Tinkering with existing regulation is inadequate to meet the current challenge – for example addressing only illegal (and not unsustainable) deforestation through the EU’s Timber Regulation or addressing only what the very biggest companies report via the Non-Financial Reporting Directive.
Policy-makers should also beware of apparent quick fixes like labelling that will not embed the shift in corporate culture that is required. Experience shows that labelling and certification are fraught with problems of verification and enforcement. They also risk abdicating companies of their responsibility by shifting the choice to consumers. If all goods were deforestation-free consumers wouldn’t need a label – surely that should be the aspiration.
It is vital that regulation covers the role of finance, not just companies. Their cash is a crucial link in the supply chain – supplying the cash to fund the operations. The recent ground-breaking French law on due diligence applies the same requirements to companies and financial institutions and the EU should do the same. Otherwise, we risk letting finance off the hook and creating double standards when it comes to who can profit from destruction of the world’s forests.
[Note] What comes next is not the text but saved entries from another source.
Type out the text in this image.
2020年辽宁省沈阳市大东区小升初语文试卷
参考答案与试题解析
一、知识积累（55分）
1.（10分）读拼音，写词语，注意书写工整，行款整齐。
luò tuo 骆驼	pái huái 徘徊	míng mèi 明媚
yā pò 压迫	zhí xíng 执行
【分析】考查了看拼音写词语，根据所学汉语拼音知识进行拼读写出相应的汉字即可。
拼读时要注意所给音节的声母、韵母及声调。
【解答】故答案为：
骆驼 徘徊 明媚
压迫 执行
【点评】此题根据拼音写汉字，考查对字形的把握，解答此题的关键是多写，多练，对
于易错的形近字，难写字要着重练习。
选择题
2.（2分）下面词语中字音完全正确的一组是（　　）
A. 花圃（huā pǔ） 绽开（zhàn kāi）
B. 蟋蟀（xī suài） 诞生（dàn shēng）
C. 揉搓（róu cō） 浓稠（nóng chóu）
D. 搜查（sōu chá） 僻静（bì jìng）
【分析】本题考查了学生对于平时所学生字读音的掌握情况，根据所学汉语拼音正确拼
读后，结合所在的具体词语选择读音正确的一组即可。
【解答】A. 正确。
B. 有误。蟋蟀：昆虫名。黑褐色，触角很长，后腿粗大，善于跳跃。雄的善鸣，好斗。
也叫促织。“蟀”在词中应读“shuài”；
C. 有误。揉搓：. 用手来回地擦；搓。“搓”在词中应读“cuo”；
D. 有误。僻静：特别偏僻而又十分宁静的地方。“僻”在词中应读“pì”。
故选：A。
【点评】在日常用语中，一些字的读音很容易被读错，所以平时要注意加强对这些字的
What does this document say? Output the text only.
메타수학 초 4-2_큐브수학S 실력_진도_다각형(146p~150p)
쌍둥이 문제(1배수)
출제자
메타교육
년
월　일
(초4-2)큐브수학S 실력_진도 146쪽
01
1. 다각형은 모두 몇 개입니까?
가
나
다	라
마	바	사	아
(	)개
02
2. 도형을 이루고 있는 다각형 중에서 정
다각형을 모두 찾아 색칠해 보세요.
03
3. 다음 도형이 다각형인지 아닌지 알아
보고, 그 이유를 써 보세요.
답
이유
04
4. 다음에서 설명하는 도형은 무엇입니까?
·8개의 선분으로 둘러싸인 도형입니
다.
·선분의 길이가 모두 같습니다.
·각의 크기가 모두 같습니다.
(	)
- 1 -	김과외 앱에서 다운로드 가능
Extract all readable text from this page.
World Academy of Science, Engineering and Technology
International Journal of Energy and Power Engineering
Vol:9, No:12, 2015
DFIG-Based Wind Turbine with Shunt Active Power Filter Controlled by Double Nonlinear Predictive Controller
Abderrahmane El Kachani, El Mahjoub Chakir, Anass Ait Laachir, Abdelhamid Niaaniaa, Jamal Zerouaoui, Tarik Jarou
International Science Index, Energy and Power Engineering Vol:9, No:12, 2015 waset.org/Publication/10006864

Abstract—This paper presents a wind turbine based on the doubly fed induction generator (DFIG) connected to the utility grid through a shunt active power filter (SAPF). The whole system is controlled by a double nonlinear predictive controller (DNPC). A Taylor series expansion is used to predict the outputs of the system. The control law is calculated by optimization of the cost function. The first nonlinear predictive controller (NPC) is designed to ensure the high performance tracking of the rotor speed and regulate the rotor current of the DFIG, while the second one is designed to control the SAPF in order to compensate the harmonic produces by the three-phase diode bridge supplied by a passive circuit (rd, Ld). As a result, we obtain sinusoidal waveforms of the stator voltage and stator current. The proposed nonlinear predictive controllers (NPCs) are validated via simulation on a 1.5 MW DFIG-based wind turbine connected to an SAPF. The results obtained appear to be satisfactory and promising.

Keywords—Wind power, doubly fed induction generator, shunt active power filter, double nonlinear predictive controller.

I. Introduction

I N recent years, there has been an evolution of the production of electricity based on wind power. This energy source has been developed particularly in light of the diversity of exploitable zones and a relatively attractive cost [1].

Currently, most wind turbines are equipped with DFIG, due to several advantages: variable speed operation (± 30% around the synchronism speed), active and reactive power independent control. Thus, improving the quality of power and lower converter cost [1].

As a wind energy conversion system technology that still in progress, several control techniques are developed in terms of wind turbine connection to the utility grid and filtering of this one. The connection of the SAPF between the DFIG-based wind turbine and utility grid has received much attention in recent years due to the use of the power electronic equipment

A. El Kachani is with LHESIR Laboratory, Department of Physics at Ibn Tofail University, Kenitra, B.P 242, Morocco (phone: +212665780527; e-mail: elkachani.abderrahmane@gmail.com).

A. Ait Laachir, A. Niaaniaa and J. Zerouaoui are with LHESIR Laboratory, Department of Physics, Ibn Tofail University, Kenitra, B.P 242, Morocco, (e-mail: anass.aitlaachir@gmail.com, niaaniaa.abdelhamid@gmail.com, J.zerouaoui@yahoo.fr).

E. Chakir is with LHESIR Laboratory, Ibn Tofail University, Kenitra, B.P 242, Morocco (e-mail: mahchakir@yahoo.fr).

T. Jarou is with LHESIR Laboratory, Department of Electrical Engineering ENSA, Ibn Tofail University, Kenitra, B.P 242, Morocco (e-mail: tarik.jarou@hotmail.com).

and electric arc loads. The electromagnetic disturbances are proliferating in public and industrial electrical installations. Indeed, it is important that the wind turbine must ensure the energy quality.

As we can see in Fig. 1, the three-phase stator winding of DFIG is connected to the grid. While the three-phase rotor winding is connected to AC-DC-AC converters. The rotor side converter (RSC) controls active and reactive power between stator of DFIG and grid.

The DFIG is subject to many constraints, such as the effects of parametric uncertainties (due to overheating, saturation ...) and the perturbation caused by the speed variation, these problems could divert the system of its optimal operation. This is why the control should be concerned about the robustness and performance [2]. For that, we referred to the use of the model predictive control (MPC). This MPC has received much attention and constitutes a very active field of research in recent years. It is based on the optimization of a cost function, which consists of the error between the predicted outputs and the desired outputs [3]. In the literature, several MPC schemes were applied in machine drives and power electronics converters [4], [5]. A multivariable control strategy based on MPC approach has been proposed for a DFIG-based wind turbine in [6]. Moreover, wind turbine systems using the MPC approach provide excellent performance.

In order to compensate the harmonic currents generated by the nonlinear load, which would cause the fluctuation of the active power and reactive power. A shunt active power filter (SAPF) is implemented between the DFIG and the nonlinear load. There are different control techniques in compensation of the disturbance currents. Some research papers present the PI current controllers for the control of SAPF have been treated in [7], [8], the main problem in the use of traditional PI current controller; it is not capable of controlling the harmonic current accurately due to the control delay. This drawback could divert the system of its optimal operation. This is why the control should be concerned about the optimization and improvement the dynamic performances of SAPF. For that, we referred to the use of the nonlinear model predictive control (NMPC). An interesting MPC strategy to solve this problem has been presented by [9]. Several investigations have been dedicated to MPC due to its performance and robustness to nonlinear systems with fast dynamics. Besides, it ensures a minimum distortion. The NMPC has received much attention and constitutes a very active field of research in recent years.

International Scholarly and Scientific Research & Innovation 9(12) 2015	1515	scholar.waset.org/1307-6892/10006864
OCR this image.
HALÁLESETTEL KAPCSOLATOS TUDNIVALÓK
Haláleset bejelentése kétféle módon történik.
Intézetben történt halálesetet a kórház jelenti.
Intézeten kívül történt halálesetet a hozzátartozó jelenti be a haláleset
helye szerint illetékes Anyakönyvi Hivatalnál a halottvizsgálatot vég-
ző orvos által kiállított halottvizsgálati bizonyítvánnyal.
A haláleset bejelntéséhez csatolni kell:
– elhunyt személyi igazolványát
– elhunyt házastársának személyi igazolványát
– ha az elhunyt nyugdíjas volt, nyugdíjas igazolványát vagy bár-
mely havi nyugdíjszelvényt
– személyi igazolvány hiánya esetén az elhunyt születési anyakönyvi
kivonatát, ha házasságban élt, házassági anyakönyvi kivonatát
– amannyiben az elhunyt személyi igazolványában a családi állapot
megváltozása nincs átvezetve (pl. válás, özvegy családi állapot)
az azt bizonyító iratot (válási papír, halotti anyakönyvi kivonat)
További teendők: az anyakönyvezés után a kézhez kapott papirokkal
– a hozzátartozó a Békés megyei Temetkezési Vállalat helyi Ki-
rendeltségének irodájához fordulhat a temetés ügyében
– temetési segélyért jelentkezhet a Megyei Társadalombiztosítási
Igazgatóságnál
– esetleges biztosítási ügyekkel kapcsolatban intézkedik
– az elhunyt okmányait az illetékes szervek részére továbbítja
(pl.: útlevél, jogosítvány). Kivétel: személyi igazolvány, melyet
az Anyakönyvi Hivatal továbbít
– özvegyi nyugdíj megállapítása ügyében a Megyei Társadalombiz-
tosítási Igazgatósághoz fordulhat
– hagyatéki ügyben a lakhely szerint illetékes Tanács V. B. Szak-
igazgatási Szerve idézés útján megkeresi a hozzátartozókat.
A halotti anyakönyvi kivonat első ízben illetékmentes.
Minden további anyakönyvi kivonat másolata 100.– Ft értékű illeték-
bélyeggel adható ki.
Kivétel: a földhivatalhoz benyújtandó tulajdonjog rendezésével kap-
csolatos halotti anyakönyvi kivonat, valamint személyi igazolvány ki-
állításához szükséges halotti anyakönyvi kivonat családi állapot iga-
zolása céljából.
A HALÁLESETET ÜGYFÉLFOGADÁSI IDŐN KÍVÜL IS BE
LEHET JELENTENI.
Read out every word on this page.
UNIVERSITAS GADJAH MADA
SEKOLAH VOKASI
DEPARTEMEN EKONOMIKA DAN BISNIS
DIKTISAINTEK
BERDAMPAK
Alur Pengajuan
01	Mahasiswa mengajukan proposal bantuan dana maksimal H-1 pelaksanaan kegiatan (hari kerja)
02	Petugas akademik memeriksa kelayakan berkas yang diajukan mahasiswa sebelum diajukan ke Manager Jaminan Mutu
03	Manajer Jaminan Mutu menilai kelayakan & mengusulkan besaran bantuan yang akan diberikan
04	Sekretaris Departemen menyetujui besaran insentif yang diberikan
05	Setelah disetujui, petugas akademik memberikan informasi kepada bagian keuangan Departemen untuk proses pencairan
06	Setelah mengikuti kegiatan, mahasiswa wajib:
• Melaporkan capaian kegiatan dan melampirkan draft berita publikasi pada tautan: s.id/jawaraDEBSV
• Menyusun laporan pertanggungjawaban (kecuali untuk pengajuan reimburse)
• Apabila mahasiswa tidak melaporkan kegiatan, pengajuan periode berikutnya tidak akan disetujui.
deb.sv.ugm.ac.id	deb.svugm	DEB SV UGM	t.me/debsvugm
Only schemes like due diligence – that require rigorous and ongoing checks, as well as mitigation and prevention of risks, throughout the supply and financing chain for all actors – including finance, will deliver the change required to ensure that companies take action to address the environmental impact of their operations.
This week, we left the European Parliament hopeful that its politicians could be the leading force in stopping the environmental destruction of our planet – by championing regulated global supply-chains and binding due diligence for companies and financiers. We hope this optimism isn’t misplaced, and that policymakers seize the opportunity to make a lasting difference for people and planet.